El Mundo: ¿Por qué no decir que es el mejor museo de la Comunidad?

La Colección de la Caja Mediterráneo, y por extensión el MACA, está de enhorabuena. La euforia de la apertura la pasada semana de la mayor exposición con los fondos en Valencia se prolonga esta semana con la novena temporal, Todo paisaje es ficción2, dedicada en exclusiva a una obra de Miquel Navarro. Como expresó Toni Gómez, de parte de la Fundación CAM, «este es el año de la colección».

De hecho, el edil de Cultura Daniel Simón recibió a prensa e invitados con un «Bienvenidos al primer museo de Alicante y el cuarto en la Comunidad Valenciana». Un saludo que recogió el artista y al que respondió con «¿por qué no decir que es el mejor de la Comunidad Valenciana? A mí me parece una joya». El buen humor de Navarro era patente y fundamentó su alegato diciendo «es el mejor porque está vivo, porque ves que la gente trabaja a gusto, porque tenéis una directora magnífica y espero que la apoyéis, que me entere que no la apoyéis», concluyó risueño.Esta es su primera visita, según dijo, al MACA y en él parece que ha encontrado un lugar en el que sentirse a gusto. Por eso añadió que estaba satisfecho con él y que en él «no hay vergüenza».

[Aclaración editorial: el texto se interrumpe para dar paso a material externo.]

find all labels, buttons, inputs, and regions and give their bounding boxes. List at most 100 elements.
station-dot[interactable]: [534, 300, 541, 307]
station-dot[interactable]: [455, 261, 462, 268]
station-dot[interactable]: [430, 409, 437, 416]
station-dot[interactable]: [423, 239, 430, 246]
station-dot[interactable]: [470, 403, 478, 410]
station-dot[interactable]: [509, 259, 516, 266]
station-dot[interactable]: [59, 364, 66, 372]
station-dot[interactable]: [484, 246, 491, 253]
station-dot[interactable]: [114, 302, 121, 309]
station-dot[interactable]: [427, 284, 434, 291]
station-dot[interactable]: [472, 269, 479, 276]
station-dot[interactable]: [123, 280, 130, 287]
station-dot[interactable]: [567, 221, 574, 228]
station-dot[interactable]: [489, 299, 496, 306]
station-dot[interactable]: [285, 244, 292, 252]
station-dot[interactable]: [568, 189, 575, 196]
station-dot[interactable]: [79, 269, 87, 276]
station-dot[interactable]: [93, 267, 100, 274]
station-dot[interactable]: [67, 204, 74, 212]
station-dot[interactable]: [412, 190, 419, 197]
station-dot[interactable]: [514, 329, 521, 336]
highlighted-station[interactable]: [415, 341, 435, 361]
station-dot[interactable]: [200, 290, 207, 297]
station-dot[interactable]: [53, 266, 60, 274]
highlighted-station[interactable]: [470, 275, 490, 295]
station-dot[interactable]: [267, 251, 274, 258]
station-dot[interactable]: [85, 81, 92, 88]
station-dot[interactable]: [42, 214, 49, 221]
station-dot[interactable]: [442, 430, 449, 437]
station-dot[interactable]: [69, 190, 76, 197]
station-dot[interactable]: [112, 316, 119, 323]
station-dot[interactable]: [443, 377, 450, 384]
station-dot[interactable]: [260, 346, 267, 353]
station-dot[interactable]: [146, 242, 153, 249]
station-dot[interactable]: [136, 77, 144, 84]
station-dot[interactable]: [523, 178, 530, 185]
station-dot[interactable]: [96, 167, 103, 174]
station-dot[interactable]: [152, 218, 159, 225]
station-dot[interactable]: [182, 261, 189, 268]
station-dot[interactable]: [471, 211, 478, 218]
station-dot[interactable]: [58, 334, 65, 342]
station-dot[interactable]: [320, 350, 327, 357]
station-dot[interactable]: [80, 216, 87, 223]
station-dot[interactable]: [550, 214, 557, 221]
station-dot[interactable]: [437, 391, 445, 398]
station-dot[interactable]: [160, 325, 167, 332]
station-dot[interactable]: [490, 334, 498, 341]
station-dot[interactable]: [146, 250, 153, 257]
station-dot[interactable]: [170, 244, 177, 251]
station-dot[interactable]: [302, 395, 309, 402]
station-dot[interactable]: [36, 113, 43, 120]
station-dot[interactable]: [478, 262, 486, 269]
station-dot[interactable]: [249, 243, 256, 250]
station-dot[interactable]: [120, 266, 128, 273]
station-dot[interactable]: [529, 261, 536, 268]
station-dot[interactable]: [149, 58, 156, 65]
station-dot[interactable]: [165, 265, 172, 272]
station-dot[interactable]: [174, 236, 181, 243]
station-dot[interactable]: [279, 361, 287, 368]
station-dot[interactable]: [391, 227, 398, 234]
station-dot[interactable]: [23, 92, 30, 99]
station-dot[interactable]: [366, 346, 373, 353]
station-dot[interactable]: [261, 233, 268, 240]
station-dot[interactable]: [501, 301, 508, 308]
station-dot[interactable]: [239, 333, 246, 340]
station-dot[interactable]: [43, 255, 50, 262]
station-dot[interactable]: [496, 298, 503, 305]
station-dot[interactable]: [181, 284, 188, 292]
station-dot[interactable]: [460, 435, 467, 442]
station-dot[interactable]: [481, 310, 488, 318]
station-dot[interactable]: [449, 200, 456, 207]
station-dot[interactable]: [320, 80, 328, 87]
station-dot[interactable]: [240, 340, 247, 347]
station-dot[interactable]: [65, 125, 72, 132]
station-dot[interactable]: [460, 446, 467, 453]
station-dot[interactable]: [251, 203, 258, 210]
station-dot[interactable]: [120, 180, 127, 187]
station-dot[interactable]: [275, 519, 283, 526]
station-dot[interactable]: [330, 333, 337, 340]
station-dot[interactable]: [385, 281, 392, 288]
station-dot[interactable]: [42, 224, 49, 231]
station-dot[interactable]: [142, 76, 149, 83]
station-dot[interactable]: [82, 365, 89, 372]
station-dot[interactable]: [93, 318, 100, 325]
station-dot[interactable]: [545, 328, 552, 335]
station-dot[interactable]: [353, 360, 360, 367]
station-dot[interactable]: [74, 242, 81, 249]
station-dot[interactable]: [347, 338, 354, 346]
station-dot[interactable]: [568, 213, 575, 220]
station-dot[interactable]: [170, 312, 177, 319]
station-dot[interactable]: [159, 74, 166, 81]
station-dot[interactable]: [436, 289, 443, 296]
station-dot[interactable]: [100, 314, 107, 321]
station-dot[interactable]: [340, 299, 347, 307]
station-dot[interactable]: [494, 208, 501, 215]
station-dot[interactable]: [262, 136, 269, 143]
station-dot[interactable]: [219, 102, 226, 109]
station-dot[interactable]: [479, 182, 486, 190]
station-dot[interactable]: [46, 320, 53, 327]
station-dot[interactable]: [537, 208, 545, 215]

Este también es un lugar especial porque al ocupar totalmente la sala dedicada a las exposiciones temporales por fin ha podido ver en su integridad su obra Espacio de batalla.Hablamos de un icono del siglo XXI, una instalación de 2.500 piezas con las que el artista rindió homenaje a Nueva York tras el atentado del 11S. Fue para su exposición, la primera individual en norteamérica, y que acogió la galería Marlborough. Desde entonces en pocas ocasiones se ha podido ver, y nunca de manera completa dado su gran tamaño. Navarro, constructor de ciudades imaginarias, contó que esta su segunda obra más grande junto a la que hay en el Guggenheim de Bilbao y en un arranque de sinceridad que allá «estaba muy mal montada porque había una columna de metal que lo impedía».La diáfana sala del MACA no cuenta con esos problemas, y además, en esta ocasión, la exposición se complementa con los dibujos preparatorios que realizó.

Unos en los que cuenta se basó en conceptos de la ingeniería hidráulica, «que los valencianos como siempre hemos tenido sequía, tenemos ideas para reconducir al agua en acequias». Estos dibujos forman parte del legado de 512 obras que el artista donó en 2005 al IVAM de su colección personal. Simón destacó que ahora el museo valenciano los cediera para esta muesta que se mantendrá hasta abril de 2017, corroborando el espíritu de compartir fondos entre la Comunidad, así el IVAM «como una relación normal, un instituto que ha de estar al alcance de todos». El edil recalcó también en su discurso la relación con la Fundación con la que tienen el convenio de conservación de sus obras, «trabajamos para seguir teniendo la confianza, queremos que siga en Alicante y poner nuestro grano de arena para su puesta en valor.

Con estas exposiciones estamos haciendo que la gente se dé cuenta de lo importante que es». Ciudades para jugarLa ciudad es una constante en la obra del creador de Mislata. Navarro, si bien empezó diciendo que la «plástica necesita más de la mirada que de la palabra», acabó concediendo varias pistas sobre lo que ofrece en estas obras. «Asemejan ciudades, aunque vaya a ver si lo son o no porque no sirven para habitar, quizá sirven para jugar, sirven para reflexionar o manifestarse de una manera metafórica o poética», señaló. En este caso las piezas de aluminio y cinc van desde los pocos centímetros de altura hasta los más de dos metros, una disparidad que se traduce «en un urbanismo que se convulsiona entre el orden y el desorden».

Como recalcó no busca el realismo en estas presentaciones, «es una cosa mental mía, en la que está la idea de cómo las ciudades mezclan lo histórico, lo industrial lo agrícola, todo eso está».